Of 108 pollen samples analyzed, 46 different pesticides including six of their metabolites were identified. Up to 17 different pesticides were found in a single sample. Samples contained an average of 5 different pesticide residues each. In a total of 88 beeswax samples analyzed, 20 different pesticides including two of their metabolites were identified. As was found in pollen, fluvalinate, coumaphos (these two chemicals are used by beekeepers to control varroa mites), chlorpyrifos, and the fungicide chlorthalonil were most common, with fluvalinate and coumaphos detected in 100% of the samples.
Her testimony went on to discuss the costs of analysis, the lack of research to date on controlling varroa by industry and researchers, leaving beekeepers to their own devices to solve the problem, and a request for financial assistance to beekeepers from congress to get through this problem.
Next, Steve Godlin, a commercial beekeeper from Visalia CA told about his experience with CCD, going from about 5,000 colonies in July last year to 2,500 weak colonies in October. He discussed the advances on finding the cause and cure, but that it wasnt there yet. And he, too, talked about pesticides. 60% - 70% of the forage his bees visit are crops that are treated with pesticides at some point. And his bees and those pesticides must coexist.
Following was Dave Mendes, a commercial beekeeper with 7,000+ colonies, who discussed a research project he is involved in, beginning with the statement that There is something in our environment that is making our bees sick. His project followed his bees from FL to MA to ME to CA. Higher than expected levels of imidacloprid and aldicarb were found in the pollen from Florida, and high levels of fungicide were detected while on cranberries in MA. 18 hives started the journey but after only 10 months only four finished, and only one was strong enough to travel to CA to pollinate almonds.
Dave discussed the cost of this research, and the fact that beekeepers were getting hit with the cost of dead hives. Who should pay? It would likely be appropriate for the manufacturers of pesticides, fungicides and herbicides share in the cost of monitoring the distribution of their products in the environment as a normal cost of selling ag chemicals, he proposed.
Next, Robert Edwards, in a single paragraph, summed up the situation better than most, I thought ...
For over 10 years, a vital and profitable part of our farm has been the 100 acres of cucumbers we plant each year. I am sorry to have to report to this committee, however, that due to the severe and sudden rise in the price of fuel, the ongoing and worsening problem of a lack of labor to harvest these cucumbers, and the recent and increasing problem of a lack of honey bees needed to pollinate these crops, we have been forced to reduce our acreage of cucumbers by 50%.
But we are here today to discuss a problem that is just as harmful as those previously mentioned: Pollinator availability, honey bees. The simple fact is no honey bees, no cucumbers.
Our decision to reduce our acreage of cucumber production is directly related to the declining availability of honey bees for pollination of these crops.

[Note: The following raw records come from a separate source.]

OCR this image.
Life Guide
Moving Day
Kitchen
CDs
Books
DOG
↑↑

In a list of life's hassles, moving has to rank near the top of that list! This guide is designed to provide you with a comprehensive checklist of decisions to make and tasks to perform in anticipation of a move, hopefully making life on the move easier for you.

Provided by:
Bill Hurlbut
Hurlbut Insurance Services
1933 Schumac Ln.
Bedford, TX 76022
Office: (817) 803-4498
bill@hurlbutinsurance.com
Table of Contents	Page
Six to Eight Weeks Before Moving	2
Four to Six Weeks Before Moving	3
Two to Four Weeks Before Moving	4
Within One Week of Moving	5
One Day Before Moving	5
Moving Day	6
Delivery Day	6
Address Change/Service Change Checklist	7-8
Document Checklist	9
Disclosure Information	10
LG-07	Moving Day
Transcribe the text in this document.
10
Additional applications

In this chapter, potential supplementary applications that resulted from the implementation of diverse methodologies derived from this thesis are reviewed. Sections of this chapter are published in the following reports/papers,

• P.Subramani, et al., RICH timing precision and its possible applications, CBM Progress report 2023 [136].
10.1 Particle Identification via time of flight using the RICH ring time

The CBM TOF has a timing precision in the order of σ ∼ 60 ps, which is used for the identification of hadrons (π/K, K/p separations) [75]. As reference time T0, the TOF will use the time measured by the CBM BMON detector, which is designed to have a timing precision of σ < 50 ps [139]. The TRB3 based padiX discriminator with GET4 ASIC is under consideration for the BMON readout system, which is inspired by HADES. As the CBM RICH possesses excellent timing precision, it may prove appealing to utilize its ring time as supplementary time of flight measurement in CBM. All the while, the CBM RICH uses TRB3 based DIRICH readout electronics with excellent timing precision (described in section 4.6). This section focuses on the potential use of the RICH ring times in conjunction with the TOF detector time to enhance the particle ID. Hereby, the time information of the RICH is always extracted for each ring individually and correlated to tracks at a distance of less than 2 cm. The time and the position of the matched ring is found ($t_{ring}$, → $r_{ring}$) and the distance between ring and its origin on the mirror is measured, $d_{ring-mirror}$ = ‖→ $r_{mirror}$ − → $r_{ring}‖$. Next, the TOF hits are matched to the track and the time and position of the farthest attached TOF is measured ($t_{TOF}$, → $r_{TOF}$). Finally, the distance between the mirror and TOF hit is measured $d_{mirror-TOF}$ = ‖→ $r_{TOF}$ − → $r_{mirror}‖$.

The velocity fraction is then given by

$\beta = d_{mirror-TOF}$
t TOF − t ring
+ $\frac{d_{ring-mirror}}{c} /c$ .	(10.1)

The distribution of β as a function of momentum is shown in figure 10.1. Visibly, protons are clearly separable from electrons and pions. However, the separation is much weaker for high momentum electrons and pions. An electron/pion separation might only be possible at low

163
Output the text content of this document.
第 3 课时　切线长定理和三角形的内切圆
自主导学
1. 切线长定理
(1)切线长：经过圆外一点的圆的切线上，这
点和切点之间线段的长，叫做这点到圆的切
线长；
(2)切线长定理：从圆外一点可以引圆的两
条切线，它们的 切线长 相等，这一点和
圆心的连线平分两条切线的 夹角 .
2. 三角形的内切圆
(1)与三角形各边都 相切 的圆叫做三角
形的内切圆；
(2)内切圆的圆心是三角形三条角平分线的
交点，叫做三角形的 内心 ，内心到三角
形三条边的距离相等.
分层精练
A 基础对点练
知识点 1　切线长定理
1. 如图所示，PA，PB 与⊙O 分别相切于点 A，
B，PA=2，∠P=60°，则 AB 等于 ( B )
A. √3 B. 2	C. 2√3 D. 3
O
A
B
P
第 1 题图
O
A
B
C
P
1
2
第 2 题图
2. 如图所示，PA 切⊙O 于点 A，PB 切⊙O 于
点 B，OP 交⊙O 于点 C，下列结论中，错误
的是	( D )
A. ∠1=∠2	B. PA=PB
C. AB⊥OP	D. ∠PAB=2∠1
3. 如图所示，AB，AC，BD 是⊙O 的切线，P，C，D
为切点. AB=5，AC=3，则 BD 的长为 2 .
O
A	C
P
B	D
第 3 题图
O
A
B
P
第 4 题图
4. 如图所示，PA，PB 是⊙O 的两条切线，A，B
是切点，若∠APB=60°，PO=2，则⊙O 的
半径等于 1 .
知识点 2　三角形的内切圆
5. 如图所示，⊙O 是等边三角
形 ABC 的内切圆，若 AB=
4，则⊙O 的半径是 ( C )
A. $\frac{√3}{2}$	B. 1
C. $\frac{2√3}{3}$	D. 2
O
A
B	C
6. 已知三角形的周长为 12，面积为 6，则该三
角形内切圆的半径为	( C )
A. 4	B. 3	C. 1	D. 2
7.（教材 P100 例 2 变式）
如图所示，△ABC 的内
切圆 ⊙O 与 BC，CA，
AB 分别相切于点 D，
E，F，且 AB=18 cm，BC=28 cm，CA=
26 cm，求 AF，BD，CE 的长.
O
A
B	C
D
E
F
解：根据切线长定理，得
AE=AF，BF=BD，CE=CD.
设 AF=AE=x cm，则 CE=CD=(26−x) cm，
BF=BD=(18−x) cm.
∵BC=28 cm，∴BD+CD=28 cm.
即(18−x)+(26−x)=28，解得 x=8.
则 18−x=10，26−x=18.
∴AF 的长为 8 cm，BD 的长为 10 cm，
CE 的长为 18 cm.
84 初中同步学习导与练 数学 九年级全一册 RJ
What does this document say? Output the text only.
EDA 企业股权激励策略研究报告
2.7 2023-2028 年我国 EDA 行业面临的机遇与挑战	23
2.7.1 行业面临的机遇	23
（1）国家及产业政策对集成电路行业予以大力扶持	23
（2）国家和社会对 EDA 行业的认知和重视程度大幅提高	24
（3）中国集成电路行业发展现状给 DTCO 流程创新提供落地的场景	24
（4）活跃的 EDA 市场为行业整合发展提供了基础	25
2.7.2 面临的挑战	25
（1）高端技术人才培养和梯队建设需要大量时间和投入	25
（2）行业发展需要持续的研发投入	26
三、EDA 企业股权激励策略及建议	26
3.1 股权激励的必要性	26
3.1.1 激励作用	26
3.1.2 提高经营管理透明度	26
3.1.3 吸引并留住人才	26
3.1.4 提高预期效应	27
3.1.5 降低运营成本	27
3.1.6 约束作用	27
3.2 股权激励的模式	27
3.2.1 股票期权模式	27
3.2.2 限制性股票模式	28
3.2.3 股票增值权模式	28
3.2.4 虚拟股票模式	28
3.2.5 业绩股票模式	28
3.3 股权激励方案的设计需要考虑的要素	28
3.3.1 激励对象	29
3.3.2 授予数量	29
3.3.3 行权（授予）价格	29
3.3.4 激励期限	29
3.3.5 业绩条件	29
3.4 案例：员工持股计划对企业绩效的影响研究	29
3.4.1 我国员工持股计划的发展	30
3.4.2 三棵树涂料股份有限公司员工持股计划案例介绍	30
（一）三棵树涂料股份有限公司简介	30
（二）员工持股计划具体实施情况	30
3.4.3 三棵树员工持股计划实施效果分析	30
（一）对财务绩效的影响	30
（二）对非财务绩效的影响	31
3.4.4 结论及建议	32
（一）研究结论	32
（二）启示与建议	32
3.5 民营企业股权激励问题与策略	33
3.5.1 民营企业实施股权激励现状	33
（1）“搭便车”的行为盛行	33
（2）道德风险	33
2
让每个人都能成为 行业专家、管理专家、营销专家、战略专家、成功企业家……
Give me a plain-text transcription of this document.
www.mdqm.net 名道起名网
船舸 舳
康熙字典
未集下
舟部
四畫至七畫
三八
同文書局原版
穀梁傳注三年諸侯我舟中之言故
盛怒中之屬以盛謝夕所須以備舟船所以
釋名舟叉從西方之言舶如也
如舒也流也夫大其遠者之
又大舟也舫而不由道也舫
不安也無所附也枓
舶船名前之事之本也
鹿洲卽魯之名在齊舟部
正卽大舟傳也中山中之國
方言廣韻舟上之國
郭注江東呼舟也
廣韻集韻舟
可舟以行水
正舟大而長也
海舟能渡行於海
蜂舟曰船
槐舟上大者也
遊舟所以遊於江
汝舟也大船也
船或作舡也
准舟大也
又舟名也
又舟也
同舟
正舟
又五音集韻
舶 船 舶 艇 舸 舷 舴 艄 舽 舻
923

I did not reduce my acreage of cucumbers because of the cost of fuel, I was forced to reduce my acreage because I could not ensure that I would be able to rent enough bees to pollinate my crop.
What Mr. Edwards means, at least to me, is that the recent loss of honey bees now points directly to a reduction in food production. Scientists, beekeepers and headline writers have been saying that if we lose bees, we lose food ... well, heres the first documented case of fewer bees = less food.
Colony Collapse Disorder, it seems, does not have a single cause. Scientists seem to agree on that. But pesticides in the environment and pesticides in the hive, whether they play a role in CCD or not, are having an effect on honey bees, and if it takes the crushing disaster of CCD to bring this to light, then all this research will have had more than one positive effect on our bees, on our environment, and on the food we eat.